Prevê-se que o projeto-lei para combater as ações judiciais abusivas de intimidação (SLAPPs) seja submetido a consulta pública nas próximas semanas
O governo grego lança uma iniciativa legislativa para combater as ações judiciais abusivas de intimidação (SLAPPs), alargando o âmbito de proteção dos jornalistas também às causas internas, para lá das previsões mínimas da diretiva europeia correspondente.
A medida insere-se no quadro mais amplo do primeiro Plano de Ação Nacional para a Segurança dos Jornalistas, apresentado pelo secretário-geral de Comunicação e Informação, Dimitris Kirmikiroglou, e que se encontra em consulta pública.
As ações SLAPP são consideradas a nível internacional uma das principais ameaças à liberdade de imprensa, já que são muitas vezes usadas não para obter justiça em tribunal, mas como instrumento de pressão económica e psicológica sobre jornalistas e investigadores que trabalham temas de interesse público.
Segundo a Coligação Europeia contra as SLAPPs (CASE), mais de 1 300 casos deste tipo foram registados na Europa desde 2010, sendo os jornalistas o grupo profissional mais frequentemente visado.
De acordo com Dimitris Kirmikiroglou, a legislação grega irá um passo além do que prevê a diretiva europeia, abrangendo também as causas internas.
Os dados disponíveis indicam que entre 80% e 85% das ações abusivas a nível internacional dizem respeito a casos internos e apenas 15% a litígios transfronteiriços, o que, como sublinhou, torna necessária a ampliação do quadro de proteção.
" O facto de a Grécia tomar esta iniciativa e avançar um passo mais à frente, com um diploma muito avançado que incide nas causas internas, cobre em grande medida os casos que refletem a realidade dos jornalistas", sublinha à Euronews Dimitris Kirmikiroglou.

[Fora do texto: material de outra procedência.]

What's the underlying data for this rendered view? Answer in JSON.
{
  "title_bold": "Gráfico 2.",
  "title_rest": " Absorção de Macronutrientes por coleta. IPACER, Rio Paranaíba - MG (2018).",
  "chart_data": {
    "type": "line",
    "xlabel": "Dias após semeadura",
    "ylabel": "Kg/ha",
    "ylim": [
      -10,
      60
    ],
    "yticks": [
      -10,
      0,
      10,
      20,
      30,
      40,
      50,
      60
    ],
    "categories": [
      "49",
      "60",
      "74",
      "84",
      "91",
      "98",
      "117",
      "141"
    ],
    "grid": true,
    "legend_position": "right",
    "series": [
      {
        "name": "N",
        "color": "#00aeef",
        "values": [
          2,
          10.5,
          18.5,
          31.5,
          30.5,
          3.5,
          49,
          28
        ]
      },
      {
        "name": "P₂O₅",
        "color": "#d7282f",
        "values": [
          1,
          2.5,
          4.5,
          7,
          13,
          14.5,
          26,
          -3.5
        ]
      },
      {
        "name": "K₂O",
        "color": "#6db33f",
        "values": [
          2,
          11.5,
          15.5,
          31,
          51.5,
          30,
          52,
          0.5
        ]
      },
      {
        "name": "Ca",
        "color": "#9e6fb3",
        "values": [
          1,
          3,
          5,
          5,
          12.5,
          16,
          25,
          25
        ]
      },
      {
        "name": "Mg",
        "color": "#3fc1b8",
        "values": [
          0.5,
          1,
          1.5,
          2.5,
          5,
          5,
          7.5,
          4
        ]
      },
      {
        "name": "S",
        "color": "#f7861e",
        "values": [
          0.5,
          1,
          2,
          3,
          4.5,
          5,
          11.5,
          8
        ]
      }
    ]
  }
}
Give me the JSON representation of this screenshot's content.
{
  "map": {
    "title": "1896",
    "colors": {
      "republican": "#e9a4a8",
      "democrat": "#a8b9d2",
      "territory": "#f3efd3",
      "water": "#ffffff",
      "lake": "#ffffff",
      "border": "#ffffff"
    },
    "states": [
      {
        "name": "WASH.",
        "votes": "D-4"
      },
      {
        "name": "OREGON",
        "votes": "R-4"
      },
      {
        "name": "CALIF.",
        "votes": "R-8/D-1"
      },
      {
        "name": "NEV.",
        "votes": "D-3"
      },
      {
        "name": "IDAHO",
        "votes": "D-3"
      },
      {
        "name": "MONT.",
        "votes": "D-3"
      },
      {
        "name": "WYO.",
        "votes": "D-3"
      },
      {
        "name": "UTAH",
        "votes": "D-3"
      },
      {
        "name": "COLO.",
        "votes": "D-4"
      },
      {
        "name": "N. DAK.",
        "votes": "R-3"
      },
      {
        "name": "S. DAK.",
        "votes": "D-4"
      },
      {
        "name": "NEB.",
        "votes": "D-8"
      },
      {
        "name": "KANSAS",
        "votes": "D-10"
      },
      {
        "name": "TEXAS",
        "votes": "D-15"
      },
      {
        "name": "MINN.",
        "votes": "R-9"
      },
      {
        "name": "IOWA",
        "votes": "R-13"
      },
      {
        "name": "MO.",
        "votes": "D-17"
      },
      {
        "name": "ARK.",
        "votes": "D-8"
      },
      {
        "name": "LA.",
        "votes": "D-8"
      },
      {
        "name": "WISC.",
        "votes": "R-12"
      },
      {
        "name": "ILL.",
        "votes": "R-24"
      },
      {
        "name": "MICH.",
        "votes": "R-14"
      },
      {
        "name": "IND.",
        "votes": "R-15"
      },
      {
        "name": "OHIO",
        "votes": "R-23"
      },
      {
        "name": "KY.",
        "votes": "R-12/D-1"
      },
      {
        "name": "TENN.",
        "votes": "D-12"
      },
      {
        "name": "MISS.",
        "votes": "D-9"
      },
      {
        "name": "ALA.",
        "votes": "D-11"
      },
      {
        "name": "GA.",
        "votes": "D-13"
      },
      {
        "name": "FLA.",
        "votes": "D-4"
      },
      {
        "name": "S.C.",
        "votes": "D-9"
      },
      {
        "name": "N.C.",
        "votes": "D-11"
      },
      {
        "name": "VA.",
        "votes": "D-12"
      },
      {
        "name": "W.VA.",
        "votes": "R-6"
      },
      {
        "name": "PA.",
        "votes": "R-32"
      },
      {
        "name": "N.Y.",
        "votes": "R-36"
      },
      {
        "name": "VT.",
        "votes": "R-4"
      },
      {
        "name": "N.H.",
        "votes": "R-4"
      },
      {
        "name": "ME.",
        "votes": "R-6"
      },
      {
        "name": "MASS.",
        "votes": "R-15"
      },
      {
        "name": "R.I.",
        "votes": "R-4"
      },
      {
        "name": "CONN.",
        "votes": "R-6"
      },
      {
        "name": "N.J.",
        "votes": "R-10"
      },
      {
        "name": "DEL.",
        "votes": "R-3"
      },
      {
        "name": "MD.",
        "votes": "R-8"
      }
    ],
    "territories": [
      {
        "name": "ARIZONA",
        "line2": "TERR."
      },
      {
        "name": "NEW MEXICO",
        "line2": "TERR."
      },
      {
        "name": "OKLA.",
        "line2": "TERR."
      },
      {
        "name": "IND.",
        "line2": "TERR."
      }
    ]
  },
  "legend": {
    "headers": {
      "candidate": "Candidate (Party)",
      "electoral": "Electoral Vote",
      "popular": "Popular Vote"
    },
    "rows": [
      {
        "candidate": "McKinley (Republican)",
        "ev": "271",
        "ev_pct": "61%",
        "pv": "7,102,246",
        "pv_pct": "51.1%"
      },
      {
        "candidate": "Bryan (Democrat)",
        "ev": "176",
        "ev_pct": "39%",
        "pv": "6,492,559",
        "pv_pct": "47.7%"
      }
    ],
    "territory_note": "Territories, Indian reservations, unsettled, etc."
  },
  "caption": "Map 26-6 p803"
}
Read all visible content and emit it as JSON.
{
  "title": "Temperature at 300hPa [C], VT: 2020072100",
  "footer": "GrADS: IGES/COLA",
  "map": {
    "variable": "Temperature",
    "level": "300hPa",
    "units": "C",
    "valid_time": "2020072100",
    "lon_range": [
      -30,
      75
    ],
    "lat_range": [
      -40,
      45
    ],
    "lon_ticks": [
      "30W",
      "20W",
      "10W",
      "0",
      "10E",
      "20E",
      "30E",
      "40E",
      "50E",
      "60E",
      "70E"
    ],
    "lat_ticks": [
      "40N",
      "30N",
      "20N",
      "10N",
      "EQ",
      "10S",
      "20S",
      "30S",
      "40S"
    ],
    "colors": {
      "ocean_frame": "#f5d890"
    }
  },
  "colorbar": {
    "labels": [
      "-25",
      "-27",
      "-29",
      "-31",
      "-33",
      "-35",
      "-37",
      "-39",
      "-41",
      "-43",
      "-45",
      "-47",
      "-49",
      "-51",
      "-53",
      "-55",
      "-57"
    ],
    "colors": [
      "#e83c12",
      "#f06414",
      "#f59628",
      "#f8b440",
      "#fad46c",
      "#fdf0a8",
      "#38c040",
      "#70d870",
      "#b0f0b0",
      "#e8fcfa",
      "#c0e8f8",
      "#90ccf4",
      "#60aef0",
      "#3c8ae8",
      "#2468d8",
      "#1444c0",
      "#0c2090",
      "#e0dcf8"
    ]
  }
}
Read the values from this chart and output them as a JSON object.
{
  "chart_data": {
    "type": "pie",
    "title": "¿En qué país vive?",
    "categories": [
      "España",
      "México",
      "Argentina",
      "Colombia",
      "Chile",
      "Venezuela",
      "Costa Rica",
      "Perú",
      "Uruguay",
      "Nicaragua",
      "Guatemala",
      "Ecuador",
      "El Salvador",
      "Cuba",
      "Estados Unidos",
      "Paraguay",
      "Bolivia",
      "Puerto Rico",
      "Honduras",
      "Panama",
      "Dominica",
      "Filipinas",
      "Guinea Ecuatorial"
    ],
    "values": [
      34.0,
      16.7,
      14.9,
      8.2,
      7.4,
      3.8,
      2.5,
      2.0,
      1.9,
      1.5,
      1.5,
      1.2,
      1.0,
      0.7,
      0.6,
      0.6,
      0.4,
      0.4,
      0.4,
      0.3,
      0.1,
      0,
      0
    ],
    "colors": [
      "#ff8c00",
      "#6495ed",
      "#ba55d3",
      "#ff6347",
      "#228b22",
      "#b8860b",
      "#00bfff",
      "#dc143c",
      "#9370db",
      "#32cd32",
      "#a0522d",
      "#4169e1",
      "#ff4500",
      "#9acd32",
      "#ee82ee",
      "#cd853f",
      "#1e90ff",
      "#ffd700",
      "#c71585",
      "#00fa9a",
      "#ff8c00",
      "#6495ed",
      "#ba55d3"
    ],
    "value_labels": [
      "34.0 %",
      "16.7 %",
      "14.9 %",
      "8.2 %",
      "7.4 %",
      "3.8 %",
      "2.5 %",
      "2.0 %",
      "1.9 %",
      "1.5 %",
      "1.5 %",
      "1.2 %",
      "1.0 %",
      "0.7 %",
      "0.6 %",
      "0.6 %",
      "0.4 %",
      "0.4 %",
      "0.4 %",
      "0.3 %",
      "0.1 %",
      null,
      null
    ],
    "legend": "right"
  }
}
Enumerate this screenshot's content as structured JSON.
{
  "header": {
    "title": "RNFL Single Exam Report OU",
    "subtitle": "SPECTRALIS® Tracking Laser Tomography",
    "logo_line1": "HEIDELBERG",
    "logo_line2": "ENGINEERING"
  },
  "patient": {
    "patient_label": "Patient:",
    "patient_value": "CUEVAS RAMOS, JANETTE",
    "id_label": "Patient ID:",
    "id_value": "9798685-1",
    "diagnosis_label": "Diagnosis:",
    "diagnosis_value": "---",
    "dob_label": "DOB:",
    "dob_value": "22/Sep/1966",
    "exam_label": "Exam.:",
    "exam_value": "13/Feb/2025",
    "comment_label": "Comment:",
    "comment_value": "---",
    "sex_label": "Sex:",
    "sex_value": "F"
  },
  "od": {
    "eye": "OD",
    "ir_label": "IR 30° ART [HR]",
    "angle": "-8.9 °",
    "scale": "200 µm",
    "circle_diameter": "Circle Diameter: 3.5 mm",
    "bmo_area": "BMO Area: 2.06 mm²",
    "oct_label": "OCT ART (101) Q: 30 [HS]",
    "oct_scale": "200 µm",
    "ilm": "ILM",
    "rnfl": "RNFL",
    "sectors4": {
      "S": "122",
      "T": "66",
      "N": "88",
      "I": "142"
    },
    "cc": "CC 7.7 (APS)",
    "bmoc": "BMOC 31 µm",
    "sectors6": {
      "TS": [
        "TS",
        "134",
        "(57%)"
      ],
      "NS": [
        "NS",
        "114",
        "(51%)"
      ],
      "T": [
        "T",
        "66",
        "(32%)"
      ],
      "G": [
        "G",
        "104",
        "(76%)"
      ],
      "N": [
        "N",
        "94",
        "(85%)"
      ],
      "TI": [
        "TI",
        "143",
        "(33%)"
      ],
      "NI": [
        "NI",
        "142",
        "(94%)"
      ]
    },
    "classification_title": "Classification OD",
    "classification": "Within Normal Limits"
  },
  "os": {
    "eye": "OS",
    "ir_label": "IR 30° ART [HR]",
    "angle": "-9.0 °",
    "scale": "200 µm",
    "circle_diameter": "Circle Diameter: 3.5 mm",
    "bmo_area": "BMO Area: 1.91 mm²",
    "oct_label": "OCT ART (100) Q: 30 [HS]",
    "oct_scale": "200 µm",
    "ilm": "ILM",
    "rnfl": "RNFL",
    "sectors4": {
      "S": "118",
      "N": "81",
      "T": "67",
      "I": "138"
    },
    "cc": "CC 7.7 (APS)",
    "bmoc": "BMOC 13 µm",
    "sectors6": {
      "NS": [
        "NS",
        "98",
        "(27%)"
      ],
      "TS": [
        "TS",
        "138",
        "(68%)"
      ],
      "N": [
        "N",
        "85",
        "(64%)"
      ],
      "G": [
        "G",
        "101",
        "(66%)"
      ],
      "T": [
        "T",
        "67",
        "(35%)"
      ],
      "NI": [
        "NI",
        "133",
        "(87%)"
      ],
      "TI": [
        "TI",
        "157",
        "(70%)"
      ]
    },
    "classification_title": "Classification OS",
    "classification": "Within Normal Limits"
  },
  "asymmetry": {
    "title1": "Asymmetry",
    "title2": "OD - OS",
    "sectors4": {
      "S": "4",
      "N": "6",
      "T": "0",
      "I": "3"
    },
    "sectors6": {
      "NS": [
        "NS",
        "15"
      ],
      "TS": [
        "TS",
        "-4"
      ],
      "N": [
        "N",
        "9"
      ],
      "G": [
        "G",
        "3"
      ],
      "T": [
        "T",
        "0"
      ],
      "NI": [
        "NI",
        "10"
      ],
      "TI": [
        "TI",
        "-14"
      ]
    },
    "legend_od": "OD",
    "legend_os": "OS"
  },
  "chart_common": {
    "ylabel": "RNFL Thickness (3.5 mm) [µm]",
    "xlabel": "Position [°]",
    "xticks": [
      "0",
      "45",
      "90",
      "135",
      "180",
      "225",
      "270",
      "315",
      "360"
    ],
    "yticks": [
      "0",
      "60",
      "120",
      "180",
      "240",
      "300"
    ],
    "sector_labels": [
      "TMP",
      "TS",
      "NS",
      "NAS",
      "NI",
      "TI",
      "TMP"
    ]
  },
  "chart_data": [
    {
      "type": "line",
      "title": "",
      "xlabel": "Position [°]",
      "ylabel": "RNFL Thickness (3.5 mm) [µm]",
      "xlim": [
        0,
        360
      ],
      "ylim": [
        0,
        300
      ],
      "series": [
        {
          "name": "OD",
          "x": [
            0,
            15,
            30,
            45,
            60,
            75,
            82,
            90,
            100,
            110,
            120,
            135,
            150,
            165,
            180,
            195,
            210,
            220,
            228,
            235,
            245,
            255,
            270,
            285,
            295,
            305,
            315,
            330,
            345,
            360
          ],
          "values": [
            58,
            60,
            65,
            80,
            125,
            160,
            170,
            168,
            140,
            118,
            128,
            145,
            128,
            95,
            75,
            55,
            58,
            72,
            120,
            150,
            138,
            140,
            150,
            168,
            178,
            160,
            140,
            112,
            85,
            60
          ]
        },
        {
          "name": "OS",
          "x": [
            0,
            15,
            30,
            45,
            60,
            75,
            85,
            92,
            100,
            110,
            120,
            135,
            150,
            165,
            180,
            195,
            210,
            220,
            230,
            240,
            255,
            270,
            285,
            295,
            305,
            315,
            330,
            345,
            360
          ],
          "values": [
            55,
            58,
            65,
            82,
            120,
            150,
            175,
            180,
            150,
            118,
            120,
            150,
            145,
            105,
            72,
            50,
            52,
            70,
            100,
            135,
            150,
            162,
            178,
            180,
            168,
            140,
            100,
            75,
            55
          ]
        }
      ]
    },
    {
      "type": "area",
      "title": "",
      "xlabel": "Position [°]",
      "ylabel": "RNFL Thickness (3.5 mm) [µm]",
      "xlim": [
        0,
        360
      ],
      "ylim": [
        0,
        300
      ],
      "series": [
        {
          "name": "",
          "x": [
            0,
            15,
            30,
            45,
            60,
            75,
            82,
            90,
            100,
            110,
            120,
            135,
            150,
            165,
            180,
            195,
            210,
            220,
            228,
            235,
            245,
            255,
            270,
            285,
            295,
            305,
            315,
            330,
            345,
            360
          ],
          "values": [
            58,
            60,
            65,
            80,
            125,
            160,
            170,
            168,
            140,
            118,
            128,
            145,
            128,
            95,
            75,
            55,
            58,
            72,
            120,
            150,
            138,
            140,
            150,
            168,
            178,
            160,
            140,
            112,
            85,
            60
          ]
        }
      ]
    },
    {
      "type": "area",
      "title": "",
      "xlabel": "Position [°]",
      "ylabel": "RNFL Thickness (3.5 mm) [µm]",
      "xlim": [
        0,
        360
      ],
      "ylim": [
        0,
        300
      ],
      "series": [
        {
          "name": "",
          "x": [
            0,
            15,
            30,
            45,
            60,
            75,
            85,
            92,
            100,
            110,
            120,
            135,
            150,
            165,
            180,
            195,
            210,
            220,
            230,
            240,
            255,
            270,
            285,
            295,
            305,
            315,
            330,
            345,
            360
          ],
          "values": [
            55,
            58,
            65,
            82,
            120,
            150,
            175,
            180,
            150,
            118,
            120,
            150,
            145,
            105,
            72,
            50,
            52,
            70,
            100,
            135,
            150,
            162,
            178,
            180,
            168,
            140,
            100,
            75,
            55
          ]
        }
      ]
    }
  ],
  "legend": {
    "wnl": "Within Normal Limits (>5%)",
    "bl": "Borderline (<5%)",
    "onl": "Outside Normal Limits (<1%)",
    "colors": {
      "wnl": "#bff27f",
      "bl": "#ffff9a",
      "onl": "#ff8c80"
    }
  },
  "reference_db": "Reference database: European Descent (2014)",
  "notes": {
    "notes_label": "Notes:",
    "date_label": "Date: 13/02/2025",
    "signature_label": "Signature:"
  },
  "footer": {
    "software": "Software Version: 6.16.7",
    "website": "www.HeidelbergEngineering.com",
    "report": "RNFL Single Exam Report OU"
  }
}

Segundo o governo helénico, o projeto de lei para a gestão das ações judiciais abusivas de intimidação (SLAPPs) deverá ser colocado em consulta pública nas próximas semanas, com o objetivo de ser aprovado pelo parlamento durante o verão.
Em paralelo com a intervenção legislativa, prevêem-se ações de formação e informação tanto para jornalistas como para profissionais de Justiça, com o objetivo de garantir a aplicação eficaz do novo quadro e o reconhecimento das características das ações abusivas.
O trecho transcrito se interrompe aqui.